Both leagues have taken measures to address blows to the head and have implemented new rules penalizing headshots and checks to an opponent’s head and face. Concussion treatment protocols include “eyes in the sky” identifying field and ice collisions that may have subjected the hitter or recipient to head trauma. Players are routinely taken out of play to receive medical evaluation.

Proactive, but is this a long-term solution to a serious problem?

The basic premise of both the NFL and NHL is violent contact. Powerful athletes routinely run or skate into each other at high speed.

The NFL and NHL games are exciting, violent, physical and unpredictable. Watching these modern gladiators battle is simply irresistible to millions of fans.

The NHL and NFL can only do so much to reduce the danger and physical threats to the health and well-being of their athletes. Eliminating violent contact would be the death knell for both sports. Yet the leagues are faced with the very real possibility they will face future lawsuits for generations of disabled athletes suing for medical conditions that may be inescapably linked to the nature of the games they play.

Violent contact has always been a part of the game and a reason for fans to cheer. getty images

The leagues may attempt to use collective bargaining to address a problem they cannot solve through rules and protocols. Leagues could attempt to revise their standard player’s contract to address the issue of injury risk.
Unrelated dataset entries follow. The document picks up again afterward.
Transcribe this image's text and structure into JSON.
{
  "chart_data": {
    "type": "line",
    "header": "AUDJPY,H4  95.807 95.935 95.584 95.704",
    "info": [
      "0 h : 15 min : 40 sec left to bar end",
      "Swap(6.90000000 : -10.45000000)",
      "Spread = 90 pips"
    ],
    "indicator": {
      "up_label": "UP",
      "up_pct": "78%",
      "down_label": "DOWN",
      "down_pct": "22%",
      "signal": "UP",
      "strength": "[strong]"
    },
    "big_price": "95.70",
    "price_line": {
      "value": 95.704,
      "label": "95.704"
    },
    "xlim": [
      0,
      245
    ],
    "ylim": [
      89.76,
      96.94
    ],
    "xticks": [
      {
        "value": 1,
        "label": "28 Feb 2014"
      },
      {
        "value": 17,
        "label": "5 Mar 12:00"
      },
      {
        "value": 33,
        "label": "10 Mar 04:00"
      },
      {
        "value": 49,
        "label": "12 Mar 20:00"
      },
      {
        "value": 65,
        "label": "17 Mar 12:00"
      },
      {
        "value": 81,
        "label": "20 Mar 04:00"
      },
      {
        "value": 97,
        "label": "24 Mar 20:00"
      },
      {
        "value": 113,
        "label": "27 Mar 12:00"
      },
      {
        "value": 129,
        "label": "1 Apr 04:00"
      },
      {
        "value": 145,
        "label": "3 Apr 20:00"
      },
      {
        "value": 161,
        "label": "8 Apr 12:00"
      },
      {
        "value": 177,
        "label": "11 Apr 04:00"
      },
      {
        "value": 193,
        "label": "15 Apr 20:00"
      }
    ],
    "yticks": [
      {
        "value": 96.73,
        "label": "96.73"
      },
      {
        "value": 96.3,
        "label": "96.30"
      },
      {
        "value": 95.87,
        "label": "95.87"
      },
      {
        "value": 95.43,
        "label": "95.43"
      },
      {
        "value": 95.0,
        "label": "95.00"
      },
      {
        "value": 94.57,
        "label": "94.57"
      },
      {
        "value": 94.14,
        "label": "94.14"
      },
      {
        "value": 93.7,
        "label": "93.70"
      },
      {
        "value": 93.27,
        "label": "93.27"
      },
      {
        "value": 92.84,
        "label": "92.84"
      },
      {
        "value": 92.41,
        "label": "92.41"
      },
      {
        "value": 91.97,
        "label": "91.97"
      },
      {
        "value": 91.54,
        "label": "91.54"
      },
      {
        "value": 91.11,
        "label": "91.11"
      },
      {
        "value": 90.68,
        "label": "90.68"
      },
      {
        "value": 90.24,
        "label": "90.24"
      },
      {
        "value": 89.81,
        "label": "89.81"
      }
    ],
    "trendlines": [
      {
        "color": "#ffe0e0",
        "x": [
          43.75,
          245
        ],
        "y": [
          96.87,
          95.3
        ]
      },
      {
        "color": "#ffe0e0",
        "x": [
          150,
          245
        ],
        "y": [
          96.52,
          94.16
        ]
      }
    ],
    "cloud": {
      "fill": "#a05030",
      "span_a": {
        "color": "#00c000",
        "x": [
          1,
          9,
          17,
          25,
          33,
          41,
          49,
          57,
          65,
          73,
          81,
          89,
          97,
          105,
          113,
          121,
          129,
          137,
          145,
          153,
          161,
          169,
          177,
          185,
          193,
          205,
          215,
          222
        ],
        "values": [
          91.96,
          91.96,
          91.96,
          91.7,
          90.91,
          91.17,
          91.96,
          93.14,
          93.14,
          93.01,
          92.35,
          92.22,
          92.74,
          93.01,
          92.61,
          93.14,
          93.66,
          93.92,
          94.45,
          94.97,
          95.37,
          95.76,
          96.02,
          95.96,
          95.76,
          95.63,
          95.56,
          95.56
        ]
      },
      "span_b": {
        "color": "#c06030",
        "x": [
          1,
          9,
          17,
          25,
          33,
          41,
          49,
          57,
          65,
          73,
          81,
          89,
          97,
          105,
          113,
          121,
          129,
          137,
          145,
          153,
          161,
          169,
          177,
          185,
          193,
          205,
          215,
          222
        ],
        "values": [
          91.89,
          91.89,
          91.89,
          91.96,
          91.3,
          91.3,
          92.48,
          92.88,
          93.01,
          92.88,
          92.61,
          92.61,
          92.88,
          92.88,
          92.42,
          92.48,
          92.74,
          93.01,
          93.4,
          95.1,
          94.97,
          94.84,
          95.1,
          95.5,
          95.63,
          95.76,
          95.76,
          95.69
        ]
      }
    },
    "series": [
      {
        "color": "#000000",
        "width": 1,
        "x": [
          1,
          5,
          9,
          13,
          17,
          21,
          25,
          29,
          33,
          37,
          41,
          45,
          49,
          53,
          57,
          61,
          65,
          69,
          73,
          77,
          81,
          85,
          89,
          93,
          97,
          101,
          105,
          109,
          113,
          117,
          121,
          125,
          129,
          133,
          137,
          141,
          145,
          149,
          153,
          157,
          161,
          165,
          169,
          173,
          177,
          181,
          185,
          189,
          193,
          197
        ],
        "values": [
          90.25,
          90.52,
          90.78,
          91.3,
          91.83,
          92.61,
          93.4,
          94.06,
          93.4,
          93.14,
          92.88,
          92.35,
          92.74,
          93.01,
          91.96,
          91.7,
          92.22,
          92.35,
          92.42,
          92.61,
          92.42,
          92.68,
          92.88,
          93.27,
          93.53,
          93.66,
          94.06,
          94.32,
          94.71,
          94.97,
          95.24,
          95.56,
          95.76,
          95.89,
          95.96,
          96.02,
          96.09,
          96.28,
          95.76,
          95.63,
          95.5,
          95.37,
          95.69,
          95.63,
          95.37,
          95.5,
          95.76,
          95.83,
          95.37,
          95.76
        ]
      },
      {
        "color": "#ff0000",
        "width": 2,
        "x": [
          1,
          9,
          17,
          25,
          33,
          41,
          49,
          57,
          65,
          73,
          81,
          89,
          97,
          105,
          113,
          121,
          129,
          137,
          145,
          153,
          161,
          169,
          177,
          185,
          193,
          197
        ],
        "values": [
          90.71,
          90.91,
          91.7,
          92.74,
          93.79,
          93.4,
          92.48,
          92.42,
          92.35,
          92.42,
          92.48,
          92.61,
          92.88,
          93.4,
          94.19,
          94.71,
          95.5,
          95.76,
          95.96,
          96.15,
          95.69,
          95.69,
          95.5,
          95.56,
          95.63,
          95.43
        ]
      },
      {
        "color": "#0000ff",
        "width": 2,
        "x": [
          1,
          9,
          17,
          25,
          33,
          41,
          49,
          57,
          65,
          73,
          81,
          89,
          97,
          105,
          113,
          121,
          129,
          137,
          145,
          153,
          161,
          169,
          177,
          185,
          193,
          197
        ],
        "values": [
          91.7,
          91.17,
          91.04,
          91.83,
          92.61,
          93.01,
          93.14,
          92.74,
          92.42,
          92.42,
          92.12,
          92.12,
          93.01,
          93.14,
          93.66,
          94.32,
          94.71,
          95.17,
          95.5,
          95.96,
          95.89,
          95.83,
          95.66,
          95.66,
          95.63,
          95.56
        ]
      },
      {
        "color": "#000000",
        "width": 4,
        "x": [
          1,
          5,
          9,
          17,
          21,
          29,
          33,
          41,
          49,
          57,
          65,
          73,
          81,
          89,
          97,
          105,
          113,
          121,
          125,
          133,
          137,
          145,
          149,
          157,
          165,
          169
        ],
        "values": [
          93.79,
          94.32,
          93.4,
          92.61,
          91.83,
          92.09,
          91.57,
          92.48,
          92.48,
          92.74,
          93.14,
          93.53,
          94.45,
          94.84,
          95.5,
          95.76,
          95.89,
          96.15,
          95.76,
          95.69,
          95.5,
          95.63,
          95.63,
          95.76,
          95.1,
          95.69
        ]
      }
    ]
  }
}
I once handled a case that was relevant to the issue of waiver of rights by players in professional sports.

In the early 1980s I represented a young hockey player who suffered a career-ending injury. He applied for his career-ending disability insurance, playing salary and any and all league benefits associated with a career-ending injury. I also maintained that he had the right to seek damages if he had been the victim of medical malpractice by any team physician. The matter was complex and the league and team disputed the facts and the law.

The case was settled and the player received his playing salary, league disability payments and all related medical insurance benefits. The facts did not support a medical malpractice claim but it was an available option to the player.

A few years later, the NHLPA and the NHL signed a new three-year CBA. It received very little attention at the time but the league negotiated some significant language that altered the existing career-ending benefits and the legal rights of players to claim medical malpractice. The language in Article 5, Section (d) of the standard player contract now states that if a player suffers a career-ending injury and collects his salary, medical benefits, and applies for and receives, his career-ending disability insurance benefits, he personally releases the club, the NHL, the NHLPA, all other clubs and all related parties from all and any liability, including any tort claims, from any injury or treatment received treating his injury. An injured player has to choose to take his disability benefits or sue for malpractice, assuming facts exist warranting such a claim. This was a clear collectively bargained effort by a professional league to limit their liability to players who had become injured and treated by team physicians. The language became part of every contract.

Could the NFL and the NHL, in a future collective-bargaining agreement, negotiate binding language that players acknowledge, agree and accept that playing in the NHL and the NFL is inherently physically dangerous?

Would players legally accept and acknowledge the potential for permanent physical disability playing in the NFL and NHL?

The leagues could attempt to collectively bargain the acceptance of risk by the players who want to play in the leagues and limit their right to sue if they end up with a long-term disability. Respective players unions could demand significantly higher guaranteed compensation and disability insurance benefits in exchange for such a waiver of rights.

Assuming the risk of injury cannot be eliminated, is it not logical to attempt to limit legal exposure to future generations of players by a legal waiver?

The only sure thing is that the problem is not going away.